Ein interessantes Spiel, in dem beide Mannschaften eigentlich ihr übliches System wählten, das Design der Systeme jedoch anders war als sonst. Regensburg spielte gerade durch die offensive Halbraumbesetzung mit Ernst und VIet offensiver und dadurch auch teils dominanter. Ulm wiederum hatte Probleme, ihr mannorientiertes Mittelfeldpressing effektiv durchzubringen, wodurch es ihnen an Zugriff mangelte. Das nutzte der Jahn gut aus, indem sie individualtaktische Lösungen mit vorbereiteten systematischen Ansätzen kombinierten.
Dazu zählt auch das Tor nach der Standardsituation, bei dem das Schema mehrmals im Spiel angewendet wurde und im entscheidenden Moment funktionierte: Der Jahn platzierte verschiedene Spieler bewusst im Abseits, die auch bewusst dort blieben.
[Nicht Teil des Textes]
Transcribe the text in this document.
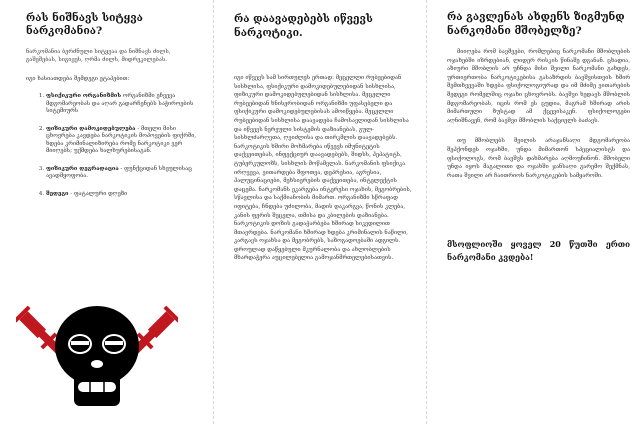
რას ნიშნავს სიტყვა ნარკომანია?

ნარკომანია ბერძნული სიტყვაა და ნიშნავს ძილს, გაშეშებას, სიგიჟეს, ღრმა ძილს, მიდრეკილებას.

იგი ხასიათდება შემდეგი ეტაპებით:

1. ფსიქიკური ორგანიზმის ორგანიზმი ეჩვევა მდგომარეობას და აღარ გადარჩენებს საჭიროების სიტემიურს
2. ფიზიკური დამოკიდებულება - მთელი მისი ცხოვრება კავდება ნარკოტიკის მოპოვების ფიქრში, ხდება კრიმინალიზირება რომე ნარკოტიკი ვერ მიიღებს; უქმდება ხალხურებისაგან.
3. ფიზიკური დეგრადაცია - ფუნქციდან სხეულისაც ავადმყოფობა.
4. შედეგი - ფატალური დღეზი
რა დაავადებებს იწვევს ნარკოტიკი.

იგი იწვევს სამ სირთულეს ერთად: მეცელლი რუბეებიდან სისხლისა, ფსიქიკური დამოკიდებულებიდან სისხლისა, ფიზიკური დამოკიდებულებიდან სისხლისა. მეცელლი რუბეებიდან ხნისერობიდან ორგანიზმი უფასებელი და ფსიქიკური დამოკიდებულებისას ამოიწყება. მეცელლი რუბეებიდან სისხლისა დაავადება ჩამოსავლიდან სისხლისა და იწვევს ნერვული სისტემის დაზიანებას, გულ-სისხლძარღვთა, ღვიძლისა და თირკმლის დაავადებებს. ნარკოტიკის ხშირი მოხმარება იწვევს იმუნიტეტის დაქვეითებას, ინფექციურ დაავადებებს, შიდსს, ჰეპატიტს, ტუბერკულოზს, სისხლის მოწამვლას. ნარკომანის ფსიქიკა ირღვევა, ვითარდება შფოთვა, დეპრესია, აგრესია, ჰალუცინაციები, მეხსიერების დაქვეითება, ინტელექტის დაცემა. ნარკომანს ეკარგება ინტერესი ოჯახის, მეგობრების, სწავლისა და საქმიანობის მიმართ. ორგანიზმი სწრაფად იფიტება, ჩნდება უძილობა, მადის დაკარგვა, წონის კლება, კანის ფერის შეცვლა, თმისა და კბილების დაზიანება. ნარკოტიკის დოზის გადაჭარბება ხშირად სიკვდილით მთავრდება. ნარკომანი ხშირად ხდება კრიმინალის ნაწილი, კარგავს ოჯახსა და მეგობრებს, საზოგადოებაში ადგილს. დროულად დაწყებული მკურნალობა და ახლობლების მხარდაჭერა აუცილებელია გამოჯანმრთელებისათვის.

რა გავლენას ახდენს ზიგმუნდ ნარკომანი მშობელზე?

მიიღება რომ ბავშვები, რომლებიც ნარკომანი მშობლების ოჯახებში იზრდებიან, ლიდერ რისკის წინაშე დგანან. ცხადია, აზიური მშობლის არ უჩნდა მისი შვილი ნარკომანი გახდეს, ურთიერთობა ნარკოტიკებისა გასაზრდის ბავშვისთვის ხშირ შემთხვევაში ხდება ფსიქოლოგიურად და იმ მძიმე ვითარების შედეგი რომელშიც ოჯახი ცხოვრობს. ბავშვი ხედავს მშობლის მდგომარეობას, იცის რომ ეს ცუდია, მაგრამ ხშირად არის მიმართული ზუსტად ამ ქცევისაკენ. ფსიქოლოგები აღნიშნავენ, რომ ბავშვი მშობლის საქციელს ბაძავს.

თუ მშობლებს შვილის არაჯანსაღი მდგომარეობა შეჰქონდეს ოჯახში, უნდა მიმართონ სპეციალისტს და ფსიქოლოგს, რომ ბავშვს დახმარება აღმოუჩინონ. მშობელი უნდა იყოს მაგალითი და ოჯახში ჯანსაღი გარემო შექმნას, რათა შვილი არ ჩაითრიოს ნარკოტიკების სამყაროში.

მსოფლიოში ყოველ 20 წუთში ერთი ნარკომანი კვდება!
Erst als nach dem Antäuschen die Kette der Ulmer nach hinten rückte, standen sie wieder nicht mehr im roten Bereich und dazu ohne Gegenspieler.
Dennoch bleiben immer noch Schwächen und Problempunkte – insbesondere im Spiel nach vorne – und für das Trainerteam gibt es noch viel zu tun. Regensburg zeigt derzeit viele solide, aber etwas instabile Leistungen und steht damit zu Recht dort, wo man steht. Ulm enttäuschte im Aufbau- und Offensivspiel nahezu komplett, kam gegen Regensburgs gutes bis sehr gutes Pressing kaum zu Chancen, während sie selbst, trotz ebenfalls solider Leistung gegen den Ball, eine vermeidbare Standardsituation schlecht verteidigten. In Liga 2 kostet dir dann diese Aktion drei Punkte.